Constructed in 1876 and located in Ottawa, Ontario, the Library of Parliament is the main research resource for the Parliament of Canada. The reading room has a circular floor plan, multiple levels of books, white marble statues, and busts of important figures such as royal family members. The building itself is featured on the Canadian ten-dollar bill. Unfortunately, access to this library is restricted to people on parliamentary business only.
The Vatican Library, also known as the Library of the Holy See or the Vatican Apostolic Library, is situated in the Vatican City in Rome. Its proximity to famous landmarks such as the Coliseum and Sistine Chapel mean it’s often overlooked by tourists. Yet, this library is the oldest in the world, dating to earlier than the 1400’s, and houses one of the largest collections of religious texts in the world. The inside of the library is just as ornate and gorgeous as the rest of the Vatican, with frescos, marble floors, and wooden book shelves. Sadly, admittance is rarely granted to the general public, leading to many local folktales about the secret contents of the library.
One of the most famous libraries in the United States, the Library of Congress in Washington D.C. houses the largest collection of rare books in North America with 32 million books, articles in more than 470 languages, and a rough draft of The Declaration of Independence.
The Rijksmuseum Library is the largest art history library in the Netherlands and is located in Amsterdam. Open to the public, the recently remodeled reading room features multiple levels of bookcases with wrought iron balconies and winding staircases.

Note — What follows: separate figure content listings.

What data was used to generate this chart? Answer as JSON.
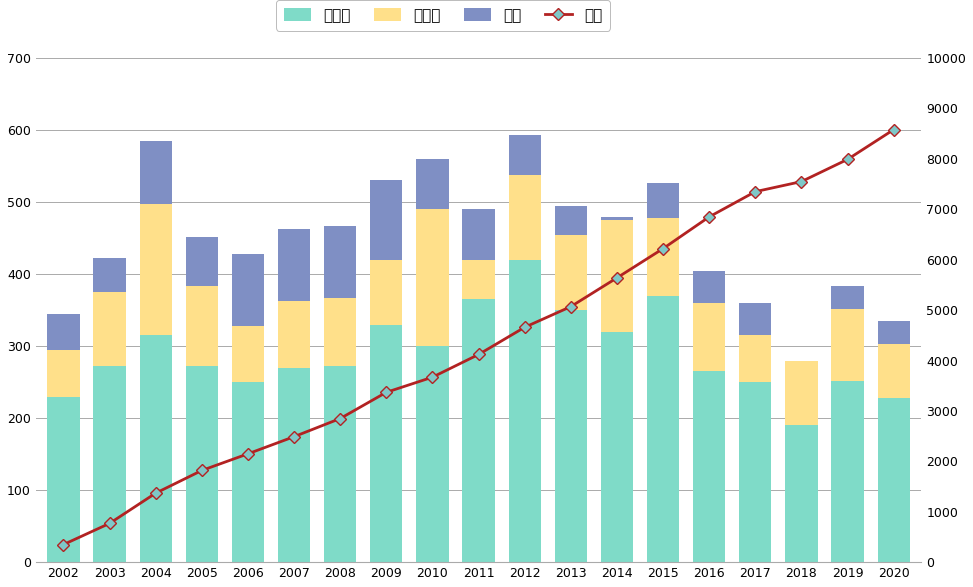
{
  "years": [
    2002,
    2003,
    2004,
    2005,
    2006,
    2007,
    2008,
    2009,
    2010,
    2011,
    2012,
    2013,
    2014,
    2015,
    2016,
    2017,
    2018,
    2019,
    2020
  ],
  "shogakko": [
    230,
    272,
    315,
    272,
    250,
    270,
    272,
    330,
    300,
    365,
    420,
    350,
    320,
    370,
    265,
    250,
    190,
    252,
    228
  ],
  "chugakko": [
    65,
    103,
    183,
    112,
    78,
    93,
    95,
    90,
    190,
    55,
    118,
    105,
    155,
    108,
    95,
    65,
    90,
    100,
    75
  ],
  "koko": [
    50,
    48,
    87,
    68,
    100,
    100,
    100,
    110,
    70,
    70,
    55,
    40,
    5,
    48,
    45,
    45,
    0,
    32,
    32
  ],
  "ruikei": [
    350,
    770,
    1370,
    1820,
    2150,
    2490,
    2850,
    3370,
    3670,
    4120,
    4660,
    5070,
    5640,
    6220,
    6850,
    7350,
    7550,
    7990,
    8580
  ],
  "colors": {
    "shogakko": "#7FDBC8",
    "chugakko": "#FFE08A",
    "koko": "#7F8FC4",
    "ruikei_line": "#B22222",
    "ruikei_marker": "#7EC8C8"
  },
  "left_ylim": [
    0,
    700
  ],
  "right_ylim": [
    0,
    10000
  ],
  "left_yticks": [
    0,
    100,
    200,
    300,
    400,
    500,
    600,
    700
  ],
  "right_yticks": [
    0,
    1000,
    2000,
    3000,
    4000,
    5000,
    6000,
    7000,
    8000,
    9000,
    10000
  ],
  "legend_labels": [
    "小学校",
    "中学校",
    "高校",
    "累計"
  ],
  "title": "",
  "figsize": [
    9.73,
    5.87
  ]
}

The ground floor features tables and thick, plush chairs for guests.
The National Library of St. Mark’s (the patron saint of Venice, Italy) is a library and Renaissance building. Built in the 1500’s, this was the first public library open to scholars in Venice. Today, it mainly houses illuminated manuscripts. The library itself is full of tiny hallways and galleries with marble flooring, ornate ceilings, and paintings.
These libraries are as spectacular, unique, and as engaging as the books they house. So don’t forget to add a library to your next travel itinerary.